🤖 AI Summary
This study addresses the prediction of ICU readmission risk in intracerebral hemorrhage (ICH) patients to support clinical decision-making and resource optimization. We propose a multi-source fusion machine learning framework by systematically integrating MIMIC-III and MIMIC-IV databases, enabling joint analysis of clinical, laboratory, and demographic features. The methodology employs XGBoost, random forests, and artificial neural networks, augmented by multiple imputation for missing data and SMOTE-based oversampling to enhance data quality and model robustness. The best-performing model achieves an AUROC of 0.89, with sensitivity of 82.3% and specificity of 85.7%. Key predictive features include Glasgow Coma Scale score, serum creatinine level, age, and the time interval between initial ICU discharge and readmission. This work establishes an interpretable, high-accuracy, cross-database modeling paradigm for dynamic critical care risk assessment.
📝 Abstract
Intracerebral hemorrhage (ICH) is a life-risking condition characterized by bleeding within the brain parenchyma. ICU readmission in ICH patients is a critical outcome, reflecting both clinical severity and resource utilization. Accurate prediction of ICU readmission risk is crucial for guiding clinical decision-making and optimizing healthcare resources.
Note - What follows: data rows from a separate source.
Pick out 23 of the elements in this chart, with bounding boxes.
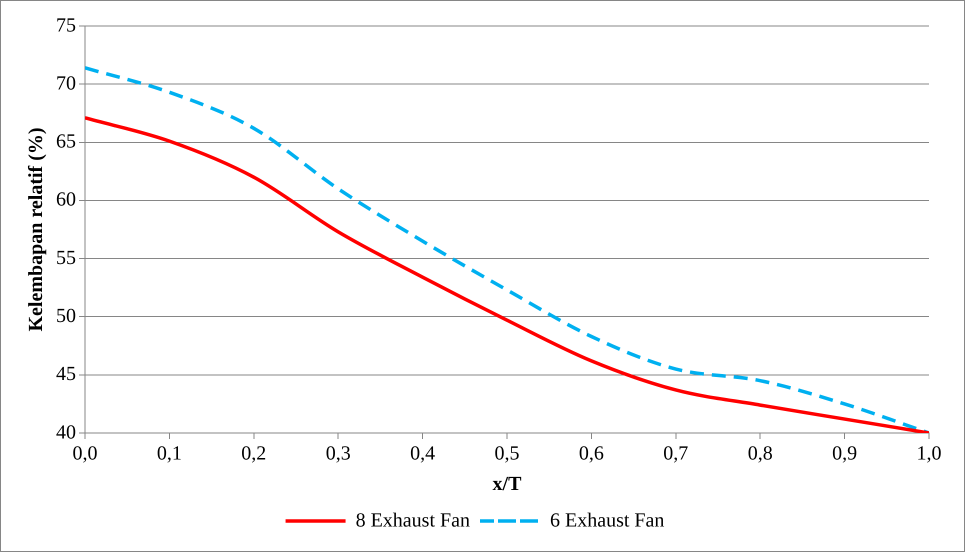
x-tick-label: 0,5 <box>494 442 520 464</box>
y-tick-label: 40 <box>56 421 76 444</box>
y-tick-label: 60 <box>56 188 76 211</box>
y-tick-label: 75 <box>56 14 76 36</box>
x-tick-label: 0,0 <box>72 442 98 464</box>
x-tick-label: 0,3 <box>326 442 351 464</box>
x-tick-label: 0,9 <box>832 442 858 464</box>
y-tick-label: 55 <box>56 246 76 269</box>
legend-label: 6 Exhaust Fan <box>550 509 664 532</box>
x-tick-label: 0,4 <box>410 442 436 464</box>
x-tick-label: 0,1 <box>156 442 182 464</box>
x-axis-title: x/T <box>492 473 522 496</box>
x-tick-label: 0,8 <box>748 442 773 464</box>
x-tick-label: 1,0 <box>916 442 942 464</box>
x-tick-label: 0,2 <box>241 442 266 464</box>
y-tick-label: 65 <box>56 130 76 153</box>
x-tick-label: 0,6 <box>578 442 604 464</box>
y-tick-label: 45 <box>56 363 76 386</box>
x-tick-label: 0,7 <box>663 442 688 464</box>
legend-label: 8 Exhaust Fan <box>356 509 470 532</box>
y-tick-label: 70 <box>56 72 76 94</box>
y-axis-title: Kelembapan relatif (%) <box>25 127 48 332</box>
y-tick-label: 50 <box>56 304 76 327</box>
This study utilized the Medical Information Mart for Intensive Care (MIMIC-III and MIMIC-IV) databases, which contain comprehensive clinical and demographic data on ICU patients. Patients with ICH were identified from both databases. Various clinical, laboratory, and demographic features were extracted for analysis based on both overview literature and experts' opinions. Preprocessing methods like imputing and sampling were applied to improve the performance of our models. Machine learning techniques, such as Artificial Neural Network (ANN), XGBoost, and Random Forest, were employed to develop predictive models for ICU readmission risk. Model performance was evaluated using metrics such as AUROC, accuracy, sensitivity, and specificity. The developed models demonstrated robust predictive accuracy for ICU readmission in ICH patients, with key predictors including demographic information, clinical parameters, and laboratory measurements. Our study provides a predictive framework for ICU readmission risk in ICH patients, which can aid in clinical decision-making and improve resource allocation in intensive care settings.